While I've often thought that Tom Friedman's thinking is muddled, I have never before thought of it as depraved. But what other conclusion can one draw from this?
Watching both the health care and climate/energy debates in Congress, it is hard not to draw the following conclusion: There is only one thing worse than one-party autocracy, and that is one-party democracy, which is what we have in America today.

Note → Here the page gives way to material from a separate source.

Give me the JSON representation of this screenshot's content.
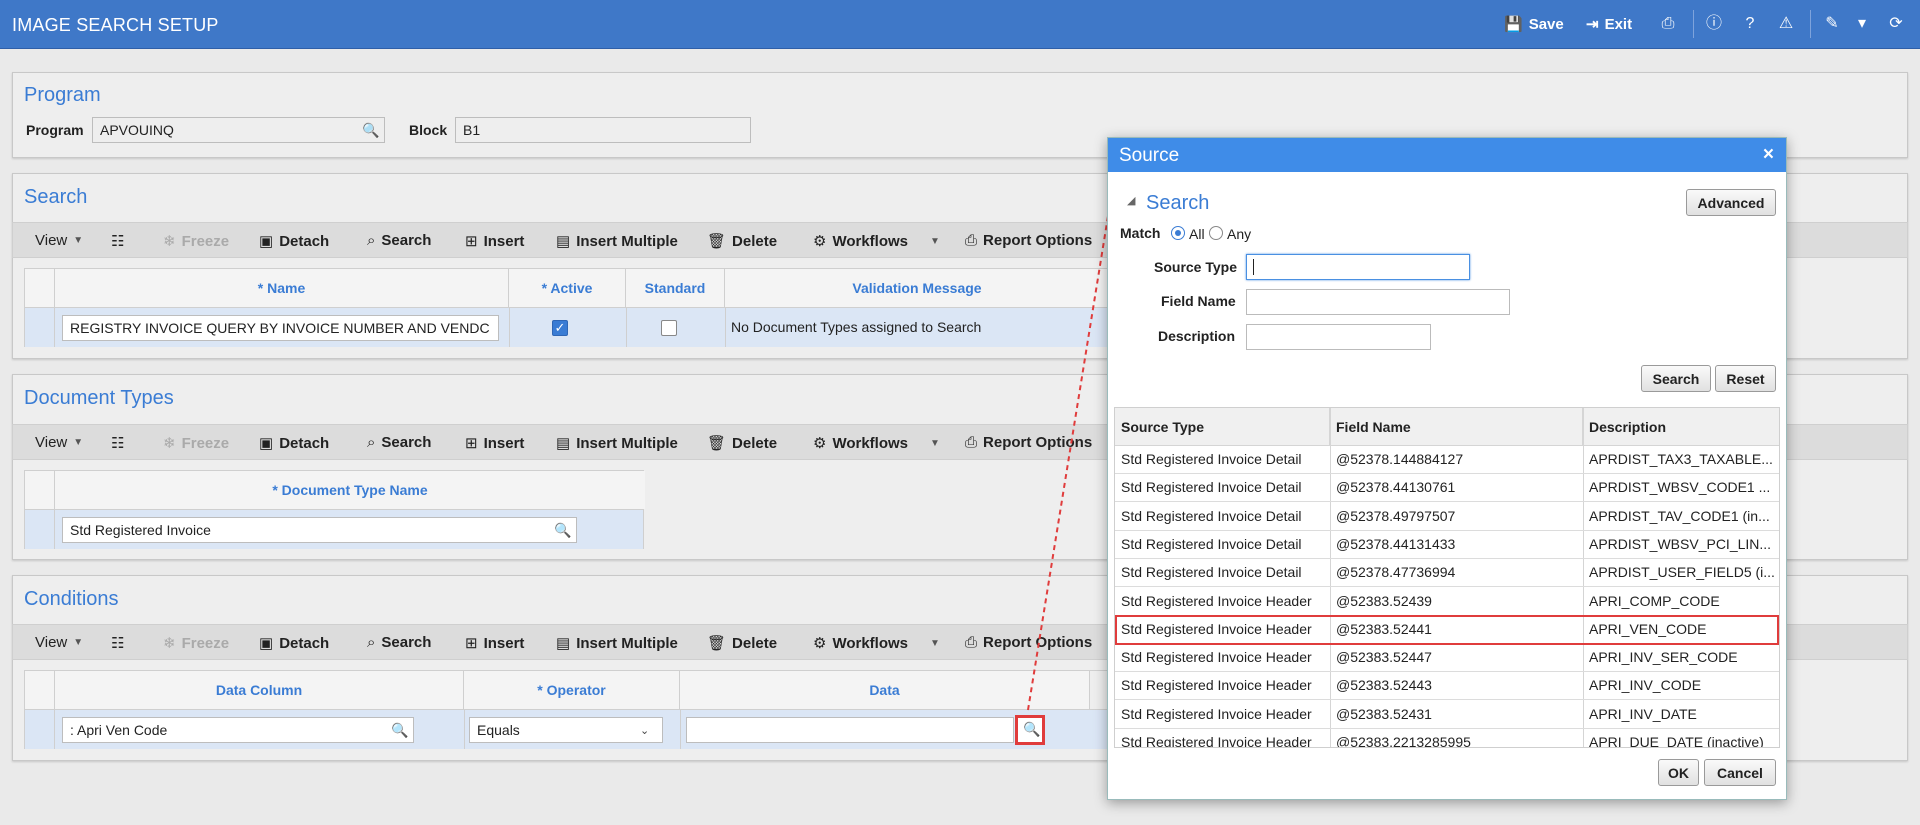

One-party autocracy certainly has its drawbacks. But when it is led by a reasonably enlightened group of people, as China is today, it can also have great advantages. That one party can just impose the politically difficult but critically important policies needed to move a society forward in the 21st century. It is not an accident that China is committed to overtaking us in electric cars, solar power, energy efficiency, batteries, nuclear power and wind power. China's leaders understand that in a world of exploding populations and rising emerging-market middle classes, demand for clean power and energy efficiency is going to soar. Beijing wants to make sure that it owns that industry and is ordering the policies to do that, including boosting gasoline prices, from the top down.
Our one-party democracy is worse. The fact is, on both the energy/climate legislation and health care legislation, only the Democrats are really playing.
"One-party autocracy certainly has its drawbacks!" Just last week Xie Changfa was sentenced to 13 years in prison for the crime of attempting to organize a political meeting. Apparently, in Tom Friedman's mind, the "drawback" of Chinese democrats being treated like violent criminals is outweighed by the benefit of central-planning that serves ends Tom Friedman likes.
Matt Welch is dumbfounded ("One almost doesn't know where to begin"), while Jonah Goldberg notes that Friedman's line of thinking has a long and unsavory pedigree.